I know a club professional who played golf for 20 years, including some small-time professional events, without any hint of the yips. When his marriage fell apart, he played with less confidence and, what’s worse, with the yips. He describes a yip like a sudden palsy, and in his case it makes him pull his putts.
I know another very good player who has a very intense personality and a strong temper. When he stands over a putt, you can see his hands and forearms quiver, and his right wrist jerks on almost every stroke. I’m not sure he even knows he has the yips – he has probably played with them so long they are the norm, but they definitely make his putting less consistent.
The most common version of the yips seems to come from the fear of missing short putts: the ones we know we should make, but never putt during casual rounds. Golfers who always give and take two-footers as “good” tend to run into the yips when they play in the club championship and are forced to make the very putts they never practice.
Fortunately, most golfers never experience the yips, but for the unlucky few, there are a few things that seem to help. For starters, rhythmic practice swings and deep breathing help golfers to relax just before a putt. In nerve-wracking situations, it might even help to close the eyes and take a few deep breaths just before the stroke.

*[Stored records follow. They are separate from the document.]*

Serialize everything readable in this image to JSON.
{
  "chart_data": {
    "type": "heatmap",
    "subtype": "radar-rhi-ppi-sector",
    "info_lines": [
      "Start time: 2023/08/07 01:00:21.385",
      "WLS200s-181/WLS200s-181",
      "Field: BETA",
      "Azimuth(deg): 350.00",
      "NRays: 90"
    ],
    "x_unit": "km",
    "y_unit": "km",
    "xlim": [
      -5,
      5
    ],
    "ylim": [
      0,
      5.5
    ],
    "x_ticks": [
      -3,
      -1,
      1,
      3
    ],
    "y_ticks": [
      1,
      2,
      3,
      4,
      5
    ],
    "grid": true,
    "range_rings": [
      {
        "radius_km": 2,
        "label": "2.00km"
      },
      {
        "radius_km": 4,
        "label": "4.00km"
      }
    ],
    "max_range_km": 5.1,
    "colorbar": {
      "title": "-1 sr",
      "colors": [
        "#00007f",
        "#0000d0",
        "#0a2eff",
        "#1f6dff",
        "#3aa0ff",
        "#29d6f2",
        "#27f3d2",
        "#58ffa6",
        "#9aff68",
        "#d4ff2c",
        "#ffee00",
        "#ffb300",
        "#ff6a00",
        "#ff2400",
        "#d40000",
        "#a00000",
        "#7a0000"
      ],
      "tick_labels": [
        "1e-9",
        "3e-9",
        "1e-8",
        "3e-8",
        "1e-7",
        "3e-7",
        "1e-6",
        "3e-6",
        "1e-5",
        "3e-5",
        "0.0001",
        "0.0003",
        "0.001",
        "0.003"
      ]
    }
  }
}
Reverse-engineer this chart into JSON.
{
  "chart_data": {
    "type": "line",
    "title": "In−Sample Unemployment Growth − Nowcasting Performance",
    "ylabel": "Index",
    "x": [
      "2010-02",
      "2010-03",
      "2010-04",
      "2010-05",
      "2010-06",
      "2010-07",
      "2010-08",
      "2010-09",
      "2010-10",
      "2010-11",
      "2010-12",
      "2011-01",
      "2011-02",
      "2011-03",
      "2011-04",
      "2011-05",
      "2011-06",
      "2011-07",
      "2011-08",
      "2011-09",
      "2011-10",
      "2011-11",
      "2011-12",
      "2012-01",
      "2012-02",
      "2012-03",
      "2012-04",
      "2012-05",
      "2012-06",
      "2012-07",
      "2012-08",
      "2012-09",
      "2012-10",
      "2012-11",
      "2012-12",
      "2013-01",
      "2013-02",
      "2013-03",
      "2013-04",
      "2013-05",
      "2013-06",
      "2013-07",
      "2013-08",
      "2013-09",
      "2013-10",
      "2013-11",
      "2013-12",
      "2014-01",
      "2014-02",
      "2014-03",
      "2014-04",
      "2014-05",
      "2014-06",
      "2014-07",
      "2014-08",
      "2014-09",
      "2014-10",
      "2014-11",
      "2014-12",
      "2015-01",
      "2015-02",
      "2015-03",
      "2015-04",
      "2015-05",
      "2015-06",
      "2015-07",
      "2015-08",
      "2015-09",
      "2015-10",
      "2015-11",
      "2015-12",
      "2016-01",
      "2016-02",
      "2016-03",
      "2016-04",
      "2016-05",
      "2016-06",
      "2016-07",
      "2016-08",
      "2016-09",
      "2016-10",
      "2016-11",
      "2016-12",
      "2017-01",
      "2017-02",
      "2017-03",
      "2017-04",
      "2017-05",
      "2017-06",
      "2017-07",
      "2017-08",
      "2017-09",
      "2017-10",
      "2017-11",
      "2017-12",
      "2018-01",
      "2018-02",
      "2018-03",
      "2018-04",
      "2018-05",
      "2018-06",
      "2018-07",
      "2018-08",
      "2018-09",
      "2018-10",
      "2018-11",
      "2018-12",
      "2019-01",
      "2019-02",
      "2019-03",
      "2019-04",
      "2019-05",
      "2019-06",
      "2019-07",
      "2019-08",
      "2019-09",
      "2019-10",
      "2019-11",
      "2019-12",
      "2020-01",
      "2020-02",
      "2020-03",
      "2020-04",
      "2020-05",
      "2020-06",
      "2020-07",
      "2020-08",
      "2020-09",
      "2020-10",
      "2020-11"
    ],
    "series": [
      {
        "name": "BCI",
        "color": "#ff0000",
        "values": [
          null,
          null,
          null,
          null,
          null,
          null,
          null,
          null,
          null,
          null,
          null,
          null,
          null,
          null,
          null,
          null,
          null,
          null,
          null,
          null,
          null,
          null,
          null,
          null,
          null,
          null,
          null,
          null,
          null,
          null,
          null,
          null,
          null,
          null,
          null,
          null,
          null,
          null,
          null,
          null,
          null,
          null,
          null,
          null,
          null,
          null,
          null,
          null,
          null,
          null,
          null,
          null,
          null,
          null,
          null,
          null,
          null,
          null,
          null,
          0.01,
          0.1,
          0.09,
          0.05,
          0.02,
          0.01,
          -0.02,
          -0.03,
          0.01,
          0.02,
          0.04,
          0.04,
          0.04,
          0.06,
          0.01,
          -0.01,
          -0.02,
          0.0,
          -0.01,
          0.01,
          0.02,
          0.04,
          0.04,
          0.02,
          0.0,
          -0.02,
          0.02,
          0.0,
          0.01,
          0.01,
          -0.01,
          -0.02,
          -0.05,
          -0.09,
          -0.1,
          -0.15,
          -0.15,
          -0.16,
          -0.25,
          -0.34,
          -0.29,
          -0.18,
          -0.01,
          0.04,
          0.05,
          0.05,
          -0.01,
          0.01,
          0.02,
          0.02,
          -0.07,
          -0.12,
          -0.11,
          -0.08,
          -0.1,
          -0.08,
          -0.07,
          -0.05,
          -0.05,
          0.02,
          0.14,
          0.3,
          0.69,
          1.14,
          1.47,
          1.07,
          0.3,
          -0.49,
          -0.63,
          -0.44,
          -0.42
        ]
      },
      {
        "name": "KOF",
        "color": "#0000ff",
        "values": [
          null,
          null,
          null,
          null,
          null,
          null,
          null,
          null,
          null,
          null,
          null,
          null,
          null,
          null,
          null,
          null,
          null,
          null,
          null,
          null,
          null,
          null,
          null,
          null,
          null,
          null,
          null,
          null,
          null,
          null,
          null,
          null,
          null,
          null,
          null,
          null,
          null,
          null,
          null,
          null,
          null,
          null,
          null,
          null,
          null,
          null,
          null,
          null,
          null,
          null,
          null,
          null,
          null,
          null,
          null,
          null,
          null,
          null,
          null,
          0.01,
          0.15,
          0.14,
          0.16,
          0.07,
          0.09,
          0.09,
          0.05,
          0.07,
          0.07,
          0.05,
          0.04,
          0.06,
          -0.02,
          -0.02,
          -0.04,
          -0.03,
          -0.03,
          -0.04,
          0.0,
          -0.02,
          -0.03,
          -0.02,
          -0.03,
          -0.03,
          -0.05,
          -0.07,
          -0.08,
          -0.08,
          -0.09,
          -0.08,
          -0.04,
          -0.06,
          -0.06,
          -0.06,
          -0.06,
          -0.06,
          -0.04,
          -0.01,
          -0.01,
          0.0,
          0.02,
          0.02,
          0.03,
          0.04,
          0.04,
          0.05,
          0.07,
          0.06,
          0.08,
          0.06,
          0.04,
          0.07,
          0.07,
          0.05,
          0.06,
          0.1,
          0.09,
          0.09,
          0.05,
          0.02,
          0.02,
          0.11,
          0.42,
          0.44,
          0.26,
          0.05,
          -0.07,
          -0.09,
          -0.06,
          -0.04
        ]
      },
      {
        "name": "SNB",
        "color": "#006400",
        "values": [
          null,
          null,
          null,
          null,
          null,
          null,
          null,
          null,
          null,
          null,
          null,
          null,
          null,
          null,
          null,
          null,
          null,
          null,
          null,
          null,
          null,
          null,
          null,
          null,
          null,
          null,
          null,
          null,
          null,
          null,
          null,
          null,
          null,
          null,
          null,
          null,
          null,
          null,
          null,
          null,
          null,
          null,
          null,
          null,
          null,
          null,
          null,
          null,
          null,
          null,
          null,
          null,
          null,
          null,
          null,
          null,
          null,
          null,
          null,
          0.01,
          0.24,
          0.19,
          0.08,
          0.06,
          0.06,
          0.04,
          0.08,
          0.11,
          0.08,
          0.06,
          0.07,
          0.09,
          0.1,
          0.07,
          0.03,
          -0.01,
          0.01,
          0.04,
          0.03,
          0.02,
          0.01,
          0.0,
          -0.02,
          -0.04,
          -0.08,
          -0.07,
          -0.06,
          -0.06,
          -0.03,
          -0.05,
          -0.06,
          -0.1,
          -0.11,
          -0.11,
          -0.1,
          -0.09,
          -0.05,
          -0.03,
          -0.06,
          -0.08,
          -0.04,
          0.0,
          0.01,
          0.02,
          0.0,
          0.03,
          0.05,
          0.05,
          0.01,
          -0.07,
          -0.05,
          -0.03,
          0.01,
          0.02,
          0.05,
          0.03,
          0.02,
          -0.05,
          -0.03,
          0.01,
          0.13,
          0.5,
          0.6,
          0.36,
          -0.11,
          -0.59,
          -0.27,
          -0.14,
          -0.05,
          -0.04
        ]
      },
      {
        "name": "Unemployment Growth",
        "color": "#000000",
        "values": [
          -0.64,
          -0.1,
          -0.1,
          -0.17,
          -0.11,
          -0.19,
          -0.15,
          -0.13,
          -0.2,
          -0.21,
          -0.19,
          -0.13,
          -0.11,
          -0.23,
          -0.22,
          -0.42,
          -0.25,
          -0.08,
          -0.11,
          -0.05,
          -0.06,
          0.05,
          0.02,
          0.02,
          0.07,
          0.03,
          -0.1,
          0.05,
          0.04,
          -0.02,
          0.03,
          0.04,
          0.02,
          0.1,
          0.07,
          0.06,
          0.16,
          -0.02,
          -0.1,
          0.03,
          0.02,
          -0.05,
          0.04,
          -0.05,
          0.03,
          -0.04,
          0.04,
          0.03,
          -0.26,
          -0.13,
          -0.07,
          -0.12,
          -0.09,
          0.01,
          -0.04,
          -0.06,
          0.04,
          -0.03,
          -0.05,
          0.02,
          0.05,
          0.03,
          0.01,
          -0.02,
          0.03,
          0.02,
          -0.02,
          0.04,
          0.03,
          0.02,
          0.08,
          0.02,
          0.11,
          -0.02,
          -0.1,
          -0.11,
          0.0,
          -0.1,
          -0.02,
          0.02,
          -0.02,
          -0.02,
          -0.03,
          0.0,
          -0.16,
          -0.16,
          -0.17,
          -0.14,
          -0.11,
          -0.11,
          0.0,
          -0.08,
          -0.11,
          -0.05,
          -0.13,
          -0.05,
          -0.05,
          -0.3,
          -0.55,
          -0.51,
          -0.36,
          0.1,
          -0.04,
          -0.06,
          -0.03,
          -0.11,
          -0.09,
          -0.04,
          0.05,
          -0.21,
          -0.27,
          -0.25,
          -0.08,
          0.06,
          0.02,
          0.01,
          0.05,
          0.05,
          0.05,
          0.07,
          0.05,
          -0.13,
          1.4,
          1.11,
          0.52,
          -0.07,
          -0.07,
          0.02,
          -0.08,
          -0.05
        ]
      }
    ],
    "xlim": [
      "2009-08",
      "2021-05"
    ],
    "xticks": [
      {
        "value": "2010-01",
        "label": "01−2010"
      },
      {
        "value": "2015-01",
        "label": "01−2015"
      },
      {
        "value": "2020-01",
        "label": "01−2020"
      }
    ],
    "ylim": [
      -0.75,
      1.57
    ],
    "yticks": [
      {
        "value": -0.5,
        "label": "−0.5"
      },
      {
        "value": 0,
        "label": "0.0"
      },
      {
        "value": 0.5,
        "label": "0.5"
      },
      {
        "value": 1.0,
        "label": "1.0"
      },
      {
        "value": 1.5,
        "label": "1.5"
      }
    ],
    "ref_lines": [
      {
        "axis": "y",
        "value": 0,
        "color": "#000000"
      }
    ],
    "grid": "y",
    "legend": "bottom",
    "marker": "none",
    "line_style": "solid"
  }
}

The next phase requires practicing a different kind of stroke. If it’s the right arm and hand producing the yip, it generally helps to reduce their influence in the stroke. Making more of a true, pendulum-style, big-muscle, shoulder swing allows the arms to swing more freely than they do for golfers who pop the ball with their dominant arm, hand or wrist. The big-muscle swing is probably the ideal, but next best would be to emphasize the left side; swing or slightly pull the putter through with the left side, and if necessary, use a tight left-hand grip while making the right go limp.
If the yips are persistent, there are several more drastic options. Putting left-hand-low (reversing the two hands in their positions on the shaft) and using belly or tall putters sometimes helps. In really bad cases, I’ll have a golfer run the putter shaft up the inside of his left arm and then strap it there with the right hand. He can then putt with the left shoulder and without the influence of the right hand.
While the shanks make it almost impossible to play a round of golf, the yips are frustrating because everything seems to be going along normally – until we stand over a harmless, little, almost-tap-in putt. All I know is that I would not wish either one on my least favorite competitor.
John Rogers is a full-time teaching pro at Lakeview Golf Course in Harrisonburg.